報告書は、世界各地での武力衝突の深刻な拡大を確認しています。61カ国が現在、国家間紛争に関与しており、これは第二次世界大戦後の最多記録です 。さらに、自国の国境を越えて紛争に参加する国の数は、この数年でほぼ倍増しており、紛争の「国際化」と長期化が深刻な問題となっています 。国際政治学者が「新たな戦国時代」と呼ぶのも無理はない状況です。
今回の報告書で特に注目されるのは、テクノロジーが戦争の様相を根本から変えつつあるという指摘です。ドローンによる攻撃は、過去7年間で実に1万1500%も急増しました 。もはや「未来の戦争」ではありません。さらに重大なのは、人工知能(AI)が戦場において、人間の生死を分ける標的決定を数秒で下すようになっているという現実です 。これは戦争のルールや倫理観を根底から覆すものであり、国際社会は未曽有の課題に直面しています。
平和を維持できないことの代償は、金額としても表れます。世界の暴力がもたらした経済的影響は、2025年に**21.81兆ドル(日本円で約325兆円)**と過去最大を記録しました。これは世界全体のGDP(国内総生産)の約13%に匹敵する、想像を絶する規模です 。この金額には、直接的な軍事費だけでなく、生産性の低下、難民の発生、長期的な社会不安など、紛争が引き起こす広範な経済的損失が含まれています。
世界が混迷を深める中でも、変わらず安定を保つ国々があります。アイスランドは、19年連続で「世界で最も平和な国」の座を維持しました 。2026年版の平和な国トップ5は、アイスランド、アイルランド、ニュージーランド、オーストリア、スイスとなっています 。

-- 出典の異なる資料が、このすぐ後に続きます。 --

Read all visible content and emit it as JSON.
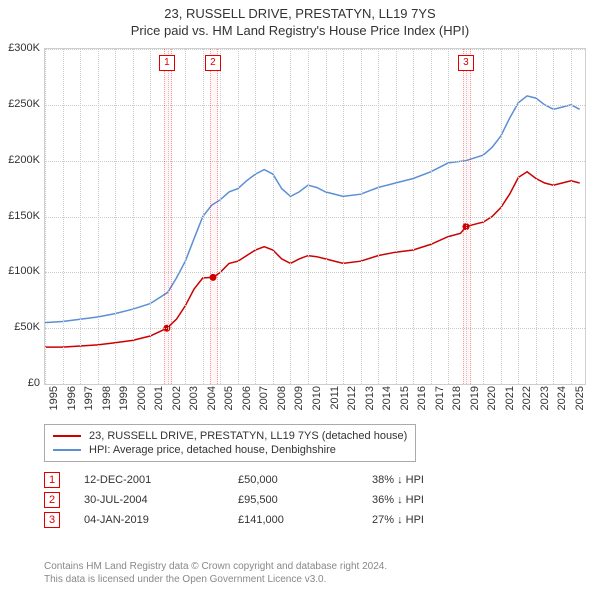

一方、ランキングの最下位は、依然として深刻な紛争地帯が占めています。2026年のGPIで最も平和でない国には、ロシア、スーダン、コンゴ民主共和国、ウクライナ、イスラエルが名を連ねています 。特にロシアは、ウクライナ侵攻の継続を主因として、**初めて最下位(163位)**となりました 。イエメン、南スーダン、アフガニスタンなども、長期にわたる内戦や政情不安により、最下位グループに留まり続けています 。